Adam Sorenson, an legal professional for the ladies who sued, famous on Thursday that it’s been virtually two years since Lunnen threw out their case — which he stated was a “unhappy and disappointing day.”

“However the Utah Supreme Court docket’s resolution at this time affirms all the things these girls have stated from the start, and tells each individual in Utah that sexual abuse by a well being care supplier by no means has been, and by no means will likely be, ‘well being care,’” he stated.

“It’s troublesome to explain how good it’s to listen to that from our highest court docket,” he continued, “however any pleasure I really feel is nothing in comparison with the ladies who suffered sexual abuse, [who] had been informed it was simply well being care, have fought for 3 years, and may now say that the legislation in Utah is on their facet on this essential concern.”

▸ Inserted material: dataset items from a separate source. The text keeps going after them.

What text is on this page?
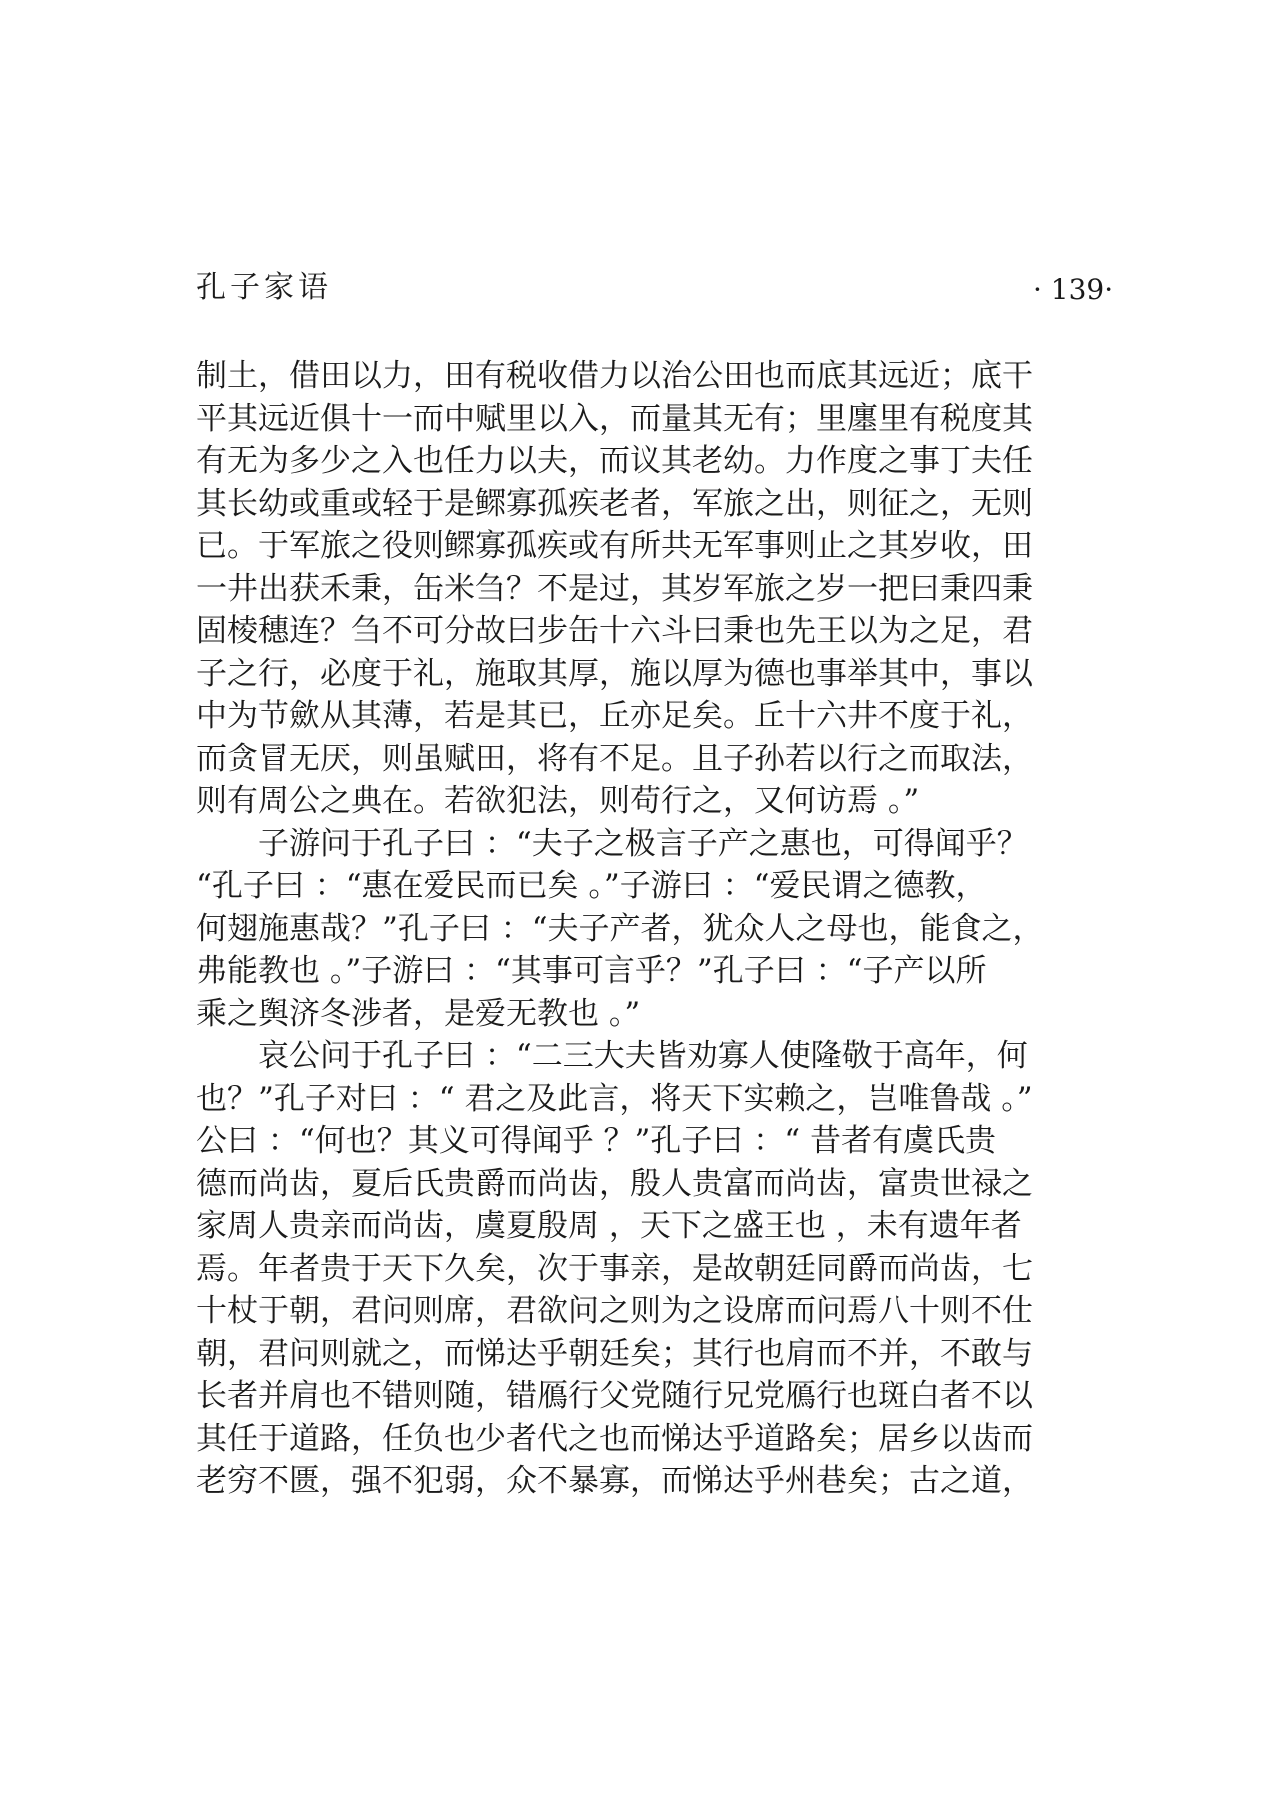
孔子家语	· 139·
制土，借田以力，田有税收借力以治公田也而底其远近；底干
平其远近俱十一而中赋里以入，而量其无有；里廛里有税度其
有无为多少之入也任力以夫，而议其老幼。力作度之事丁夫任
其长幼或重或轻于是鳏寡孤疾老者，军旅之出，则征之，无则
已。于军旅之役则鳏寡孤疾或有所共无军事则止之其岁收，田
一井出获禾秉，缶米刍？不是过，其岁军旅之岁一把曰秉四秉
固棱穗连？刍不可分故曰步缶十六斗曰秉也先王以为之足，君
子之行，必度于礼，施取其厚，施以厚为德也事举其中，事以
中为节歛从其薄，若是其已，丘亦足矣。丘十六井不度于礼，
而贪冒无厌，则虽赋田，将有不足。且子孙若以行之而取法，
则有周公之典在。若欲犯法，则苟行之，又何访焉 。”
子游问于孔子曰 ：“夫子之极言子产之惠也，可得闻乎？
“孔子曰 ：“惠在爱民而已矣 。”子游曰 ：“爱民谓之德教，
何翅施惠哉？”孔子曰 ：“夫子产者，犹众人之母也，能食之，
弗能教也 。”子游曰 ：“其事可言乎？”孔子曰 ：“子产以所
乘之舆济冬涉者，是爱无教也 。”
哀公问于孔子曰 ：“二三大夫皆劝寡人使隆敬于高年，何
也？”孔子对曰 ：“ 君之及此言，将天下实赖之，岂唯鲁哉 。”
公曰 ：“何也？其义可得闻乎 ？”孔子曰 ：“ 昔者有虞氏贵
德而尚齿，夏后氏贵爵而尚齿，殷人贵富而尚齿，富贵世禄之
家周人贵亲而尚齿，虞夏殷周 ，天下之盛王也 ，未有遗年者
焉。年者贵于天下久矣，次于事亲，是故朝廷同爵而尚齿，七
十杖于朝，君问则席，君欲问之则为之设席而问焉八十则不仕
朝，君问则就之，而悌达乎朝廷矣；其行也肩而不并，不敢与
长者并肩也不错则随，错鴈行父党随行兄党鴈行也斑白者不以
其任于道路，任负也少者代之也而悌达乎道路矣；居乡以齿而
老穷不匮，强不犯弱，众不暴寡，而悌达乎州巷矣；古之道，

For the ladies who sued, having their case characterised as malpractice lowered the time they needed to sue to 2 years and restricted the sum of money they might obtain for ache and struggling.

With the Utah Supreme Court docket’s resolution, the case now returns to Lunnen’s courtroom. Their swimsuit alleges that Broadbent inappropriately touched their breasts, vaginas and rectums, with out warning or rationalization, and harm them. Some stated he used his naked hand — as an alternative of utilizing a speculum or carrying gloves — throughout exams. One alleged that he had an erection whereas he was touching her.

An legal professional for Broadbent has denied these girls’s allegations, saying they’re “with out benefit.” The OB-GYN agreed final yr to cease training drugs whereas police and prosecutors examine.

He was charged in June in 4th District Court docket with one depend of forcible sexual abuse, and prosecutors say their investigation is continuous. Broadbent is predicted to make his first court docket look Monday.

Broadbent’s legal professional didn’t reply to a request for touch upon Thursday. Neither Utah Valley Hospital nor Mountainstar Well being, which owns Timpanogos Hospital, reacted to the ruling in statements launched Thursday. Each hospitals are named as defendants within the lawsuit, and each emphasised that Broadbent had privileges to observe at their amenities however was not an worker.